I’m happy to share my most recent essay, “The Crisis of Online Contracts (as Told in 10 Memes),” which describes the “crisis” of overly formalist contract assent doctrines on-line in a short, breezy, and (I hope) enjoyable format. The essay’s key novelty is that it’s constructed round 10 memes I cut-and-paste from the Internet, making it an early instance of meme-driven authorized scholarship (although not the primary–see, for instance, the work of Prof. Alexandra Roberts of UNH 1, 2).

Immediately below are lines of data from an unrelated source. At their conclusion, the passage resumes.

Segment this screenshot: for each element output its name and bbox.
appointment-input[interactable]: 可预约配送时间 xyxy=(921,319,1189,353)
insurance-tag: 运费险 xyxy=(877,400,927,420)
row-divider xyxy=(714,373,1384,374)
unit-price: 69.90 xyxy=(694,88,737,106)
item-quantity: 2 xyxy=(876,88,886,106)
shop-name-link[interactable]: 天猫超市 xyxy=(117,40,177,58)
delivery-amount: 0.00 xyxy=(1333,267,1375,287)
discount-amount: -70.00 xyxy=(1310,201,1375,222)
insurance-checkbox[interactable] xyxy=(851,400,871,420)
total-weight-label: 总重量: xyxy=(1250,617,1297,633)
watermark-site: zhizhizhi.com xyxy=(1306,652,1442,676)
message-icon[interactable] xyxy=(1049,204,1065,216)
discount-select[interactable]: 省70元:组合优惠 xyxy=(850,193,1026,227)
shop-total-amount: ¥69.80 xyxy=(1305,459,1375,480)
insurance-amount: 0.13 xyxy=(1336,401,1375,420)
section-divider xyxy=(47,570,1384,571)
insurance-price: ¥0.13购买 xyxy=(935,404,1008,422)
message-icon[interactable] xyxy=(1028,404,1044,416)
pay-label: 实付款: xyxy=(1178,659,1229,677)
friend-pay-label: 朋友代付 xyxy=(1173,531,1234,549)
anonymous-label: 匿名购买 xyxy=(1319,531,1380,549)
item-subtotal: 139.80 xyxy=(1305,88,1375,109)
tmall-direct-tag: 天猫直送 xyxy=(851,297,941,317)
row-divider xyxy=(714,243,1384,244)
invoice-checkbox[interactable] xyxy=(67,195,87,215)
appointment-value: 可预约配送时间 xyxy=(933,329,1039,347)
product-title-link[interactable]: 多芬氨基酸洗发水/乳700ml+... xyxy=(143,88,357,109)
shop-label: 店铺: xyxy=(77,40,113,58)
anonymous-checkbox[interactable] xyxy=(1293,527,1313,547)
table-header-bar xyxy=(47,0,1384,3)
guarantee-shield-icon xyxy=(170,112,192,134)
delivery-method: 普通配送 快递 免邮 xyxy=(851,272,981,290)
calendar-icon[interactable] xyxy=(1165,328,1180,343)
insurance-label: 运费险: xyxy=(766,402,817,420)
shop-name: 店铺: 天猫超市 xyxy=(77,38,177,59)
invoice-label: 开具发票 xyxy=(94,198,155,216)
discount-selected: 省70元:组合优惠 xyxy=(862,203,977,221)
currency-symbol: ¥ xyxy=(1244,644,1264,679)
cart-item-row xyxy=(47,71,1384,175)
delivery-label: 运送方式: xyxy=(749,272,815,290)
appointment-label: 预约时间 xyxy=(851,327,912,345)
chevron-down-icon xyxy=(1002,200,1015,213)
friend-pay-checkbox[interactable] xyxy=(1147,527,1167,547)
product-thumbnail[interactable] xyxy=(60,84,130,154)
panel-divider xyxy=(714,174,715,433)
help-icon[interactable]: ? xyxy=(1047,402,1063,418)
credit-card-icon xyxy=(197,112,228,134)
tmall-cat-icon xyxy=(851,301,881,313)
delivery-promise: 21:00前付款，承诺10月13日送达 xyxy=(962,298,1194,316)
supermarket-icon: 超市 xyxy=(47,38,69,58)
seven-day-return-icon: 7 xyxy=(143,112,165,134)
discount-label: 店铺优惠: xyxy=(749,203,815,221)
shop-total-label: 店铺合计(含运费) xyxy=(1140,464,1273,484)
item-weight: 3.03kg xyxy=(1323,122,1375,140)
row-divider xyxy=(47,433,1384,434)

This essay has had a tortured path to as we speak. I introduced on this matter 6 years in the past at an AALS annual assembly. I wrote draft weblog put up of my notes from that presentation. However, my plans obtained waylaid by my mother’s demise, and the weblog put up languished in my drafts folder for years. Then, I introduced on the problem once more 2 years in the past, and that I wrote up a brief draft essay from that session. However, I saved deferring the work to complete it till the COVID shutdown hit. Rather than dramatically rework it right into a extra rigorous piece, I’ve now determined to maneuver it off my desk and share it (regardless of its limitations) so I can give attention to different initiatives.
I’ve repeatedly talked about the disaster of on-line contracts on this weblog, so a lot of you already know much of what the essay says…although you continue to may decide up a degree or two there and have a number of chuckles. I additionally hope it is going to be a enjoyable and helpful entry level for these much less versed within the dilemmas brought on by on-line contract formation.
This essay explains the “crisis” of on-line contracts, the authorized fiction that customers have assented to on-line contract phrases when now we have ample empirical proof that they didn’t actually imply to assent. The essay describes the disaster, and a few doable options, utilizing 10 Internet memes. The essay concludes that the disaster of on-line contracts stands out as the least-worst choice among the many alternate options.